Inject 20 µl of the reference solution into the liquid chromatograph. The chromatogram of the reference solution shows four main peaks, identified in order of elution as aescin A, aescin B, aescin C, and aescin D. Separately, inject 20 µl of the test solution into the liquid chromatograph. Measure the peak areas corresponding to aescin A and aescin B in the test solution relative to the reference solution. Calculate the contents of aescin A and aescin B by the external standard method using peak areas.

Stability Studies

Our Aescin 98% supports a 24-month shelf life when stored properly.

• Long-term Stability: (25°C ± 2°C / 60% RH) - All parameters (Assay, Appearance, LOD) remained within specification for 24 months.

• Accelerated Stability: (40°C ± 2°C / 75% RH) - Tested for 6 months.

• Consistency: The critical quality attributes tested (Assay 98%, Appearance: White Powder, Water Content) are strictly consistent with the Module 6 Quality Standard table. No significant degradation was observed, ensuring the product remains potent during global transport.

Safety & Handling (MSDS Summary)

• Classification: Generally considered safe for intended industrial use; refer to specific regulations for final dosage forms.

• Handling: Wear safety glasses, gloves, and dust masks (N95) to avoid inhalation of fine powder. Avoid contact with eyes.

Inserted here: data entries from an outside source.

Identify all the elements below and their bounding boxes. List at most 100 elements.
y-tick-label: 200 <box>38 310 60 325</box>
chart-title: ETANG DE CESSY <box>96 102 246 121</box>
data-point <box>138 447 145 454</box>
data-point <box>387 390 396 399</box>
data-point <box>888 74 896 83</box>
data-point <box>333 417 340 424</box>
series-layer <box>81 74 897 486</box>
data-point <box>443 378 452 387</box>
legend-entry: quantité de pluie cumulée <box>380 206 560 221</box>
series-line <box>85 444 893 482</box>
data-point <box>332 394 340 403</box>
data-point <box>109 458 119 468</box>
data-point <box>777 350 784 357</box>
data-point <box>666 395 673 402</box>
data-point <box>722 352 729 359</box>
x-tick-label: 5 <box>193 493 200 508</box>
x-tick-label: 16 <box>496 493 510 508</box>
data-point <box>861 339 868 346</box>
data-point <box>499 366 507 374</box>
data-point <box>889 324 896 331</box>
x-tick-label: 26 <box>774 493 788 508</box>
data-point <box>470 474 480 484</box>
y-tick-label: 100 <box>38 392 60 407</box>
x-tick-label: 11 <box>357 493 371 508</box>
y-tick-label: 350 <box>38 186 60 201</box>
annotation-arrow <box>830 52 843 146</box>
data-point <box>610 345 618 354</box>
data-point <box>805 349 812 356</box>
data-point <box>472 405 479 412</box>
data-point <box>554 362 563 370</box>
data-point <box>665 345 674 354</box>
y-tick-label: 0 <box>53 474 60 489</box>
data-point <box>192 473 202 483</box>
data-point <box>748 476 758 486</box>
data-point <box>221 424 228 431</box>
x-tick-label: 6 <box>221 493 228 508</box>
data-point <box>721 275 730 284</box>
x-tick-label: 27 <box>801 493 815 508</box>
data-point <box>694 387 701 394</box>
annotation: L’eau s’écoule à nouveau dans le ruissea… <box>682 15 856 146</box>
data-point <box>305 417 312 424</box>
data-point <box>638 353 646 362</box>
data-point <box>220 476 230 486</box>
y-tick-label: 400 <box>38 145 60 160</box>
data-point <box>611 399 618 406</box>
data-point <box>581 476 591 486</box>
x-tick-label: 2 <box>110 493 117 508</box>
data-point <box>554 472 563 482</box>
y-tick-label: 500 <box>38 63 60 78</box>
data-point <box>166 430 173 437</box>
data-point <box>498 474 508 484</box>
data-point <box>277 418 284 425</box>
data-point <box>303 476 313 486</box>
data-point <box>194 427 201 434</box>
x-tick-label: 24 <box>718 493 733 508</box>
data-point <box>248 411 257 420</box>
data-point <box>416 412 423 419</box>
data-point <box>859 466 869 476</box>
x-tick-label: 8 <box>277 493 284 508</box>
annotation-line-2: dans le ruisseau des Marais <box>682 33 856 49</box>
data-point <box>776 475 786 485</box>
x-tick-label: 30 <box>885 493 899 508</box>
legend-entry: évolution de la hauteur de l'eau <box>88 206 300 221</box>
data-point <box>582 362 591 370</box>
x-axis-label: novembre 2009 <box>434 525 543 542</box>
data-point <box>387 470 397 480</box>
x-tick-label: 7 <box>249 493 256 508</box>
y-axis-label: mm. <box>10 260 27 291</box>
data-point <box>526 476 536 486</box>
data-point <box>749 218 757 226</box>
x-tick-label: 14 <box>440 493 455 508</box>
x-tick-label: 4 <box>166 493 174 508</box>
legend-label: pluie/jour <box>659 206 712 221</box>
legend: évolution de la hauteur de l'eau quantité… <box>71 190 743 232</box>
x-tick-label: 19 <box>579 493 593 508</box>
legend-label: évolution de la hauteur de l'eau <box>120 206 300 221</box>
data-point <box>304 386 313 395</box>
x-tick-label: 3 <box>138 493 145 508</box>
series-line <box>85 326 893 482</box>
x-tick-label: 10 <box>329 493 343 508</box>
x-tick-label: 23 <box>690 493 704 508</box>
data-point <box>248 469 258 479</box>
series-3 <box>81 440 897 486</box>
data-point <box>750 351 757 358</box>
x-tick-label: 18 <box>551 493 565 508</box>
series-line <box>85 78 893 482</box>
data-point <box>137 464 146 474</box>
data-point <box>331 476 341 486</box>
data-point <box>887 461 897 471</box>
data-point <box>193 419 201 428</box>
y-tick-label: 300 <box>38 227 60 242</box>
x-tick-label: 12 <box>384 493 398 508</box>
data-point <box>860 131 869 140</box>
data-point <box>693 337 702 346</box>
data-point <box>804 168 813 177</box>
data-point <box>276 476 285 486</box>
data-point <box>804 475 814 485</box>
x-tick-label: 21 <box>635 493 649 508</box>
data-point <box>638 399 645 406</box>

• Storage: Store in a cool, dry place (away from direct light). Keep the container tightly closed (Polyethylene bag inside, fiber drum outside).

1.Sirtori, C. R. (2001). Aescin: pharmacology, pharmacokinetics and therapeutic profile. Pharmacological Research, 44(3), 183-193.

2.Pittler, M. H., & Ernst, E. (2012). Horse chestnut seed extract for chronic venous insufficiency. Cochrane Database of Systematic Reviews.

3.Dudek-Makuch, M., & Studzińska-Sroka, E. (2015). Horse chestnut – efficacy and safety in chronic venous insufficiency: an overview. Revista Brasileira de Farmacognosia.

4.Domanski, D., et al. (2016). Anti-inflammatory and anti-edematous effects of Aescin. Journal of Inflammation Research.

5.European Medicines Agency (EMA). (2020). Assessment report on Aesculus hippocastanum L., semen.